The Stand

She switched it off when the camera swung up, showing only the studio-lights hanging down from the ceiling, and lay back on the couch, looking at her own ceiling. She had fallen asleep there, and this morning she was more than half convinced that she had dreamed the entire program. And that was the nub, really: everything had come to seem like a nightmare filled with free-floating anxieties. It had begun with the death of her mother; the death of her father had only intensified what had already been there. As in Alice, things just got curiouser and curiouser.

There had been a special town meeting which her father had attended even though he had been getting sick by then himself. Frannie, feeling drugged and unreal - but physically no different than ever - had gone with him.

The town hall had been crowded, much more crowded than it was for town meetings in late February or early March. There was a lot of sniffling and coughing and kerchooing. The attendees were frightened and ready to be angry at the least excuse. They spoke in loud, hoarse voices. They stood up. They shook their fingers. They pontificated. Many of them - not just the women, either - had been in tears.

The upshot had been a decision to close off the town entirely. No one would be allowed in. If people wanted to leave, that was fine, as long as they understood that they couldn't come in again. The roads leading in and out of town - most notably US 1 - were to be barricaded with cars (after a shouting match that lasted half an hour, that was amended to town-owned Public Works trucks), and volunteers would stand watches at these roadblocks with shotguns. Those trying to use US 1 to go north or south would be directed up north to Wells or down south to York, where they could get on Interstate 95 and thus detour around Ogunquit. Anyone who still tried to get through would be shot. Dead? Someone asked. You bet, several others answered.

There was a small contingent of about twenty which maintained that those already sick should be put out of town at once. They were overwhelmingly voted down because by the evening of the twenty-fourth, when the meeting was held, almost everyone in town who was not sick had close relatives or friends who were. Many of them believed the newscasts, which said that a vaccine would be available soon. How, they argued, would they ever be able to look each other in the face again if it all turned out to be just a scary close call, and they had overreacted to it by putting their own out like pariah dogs?

It was suggested that all the sick summer people be put out, then.

The summer people, a large contingent of them, pointed out grimly that they had supported the town's schools, roads, indigent, and public beaches for years with the taxes they paid on their cottages. Businesses that couldn't break even from mid-September to mid-June stayed afloat because of their summer dollars. If they were to be treated in such a cavalier fashion, the people of Ogunquit could be sure that they would never come back. They could go back to lobstering and clamming and grubbing quahogs out of the dirt for a living. The motion to escort sick summer people out of town was defeated by a comfortable margin.
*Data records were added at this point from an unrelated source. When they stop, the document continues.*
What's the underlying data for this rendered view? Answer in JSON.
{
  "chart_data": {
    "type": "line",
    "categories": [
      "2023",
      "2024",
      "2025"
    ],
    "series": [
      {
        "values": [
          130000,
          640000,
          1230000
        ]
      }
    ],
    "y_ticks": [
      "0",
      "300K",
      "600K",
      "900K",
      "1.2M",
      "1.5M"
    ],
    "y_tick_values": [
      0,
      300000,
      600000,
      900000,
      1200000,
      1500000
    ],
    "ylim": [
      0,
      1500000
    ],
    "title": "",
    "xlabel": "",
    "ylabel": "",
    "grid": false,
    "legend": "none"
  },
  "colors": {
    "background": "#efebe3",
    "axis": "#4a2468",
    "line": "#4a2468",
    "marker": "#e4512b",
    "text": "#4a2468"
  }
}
By midnight the barriers were set up, and by dawn the next morning, the morning of the twenty-fifth, several people had been shot at the barriers, most just wounded, but three or four killed. Almost all of them were people coming north, streaming out of Boston, stricken with fear, panic-stupid. Some of them went back to York to get on the turnpike willingly enough, but others were too crazy to understand and tried to either ram the barriers or swing around them on the soft shoulders of the road. They were dealt with.

But by that evening, most of the men manning the barricades were sick themselves, glowing bright with fever, constantly propping their shotguns between their feet so they could blow their noses. Some, like Freddy Delancey and Curtis Beauchamp, simply fell down unconscious and were later driven back to the jackleg infirmary that had been set up over the town hall, and there they died.

By yesterday morning Frannie's father, who had opposed the whole idea of the barricades, had taken to his bed and Frannie was staying in to nurse him. He wouldn't allow her to take him to the infirmary. If he was going to die, he told Frannie, he wanted to do it here at home, decently, in private.

By afternoon, the flow of traffic had mostly dried up. Gus Dinsmore, the public beach parking lot attendant, said he guessed that so many cars must be just stopped dead along the road that even those manned (or womaned) by able drivers would be unable to move. It was just as well, because by the afternoon of the twenty-fifth there had been less than three dozen men capable of standing watch. Gus, who felt perfectly fine until yesterday, had come down with a runny nose himself. In fact, the only person in town besides herself who seemed all right was Amy Lauder's sixteen-year-old brother Harold. Amy herself had died just before that first town meeting, her wedding dress still hung in the closet, unworn.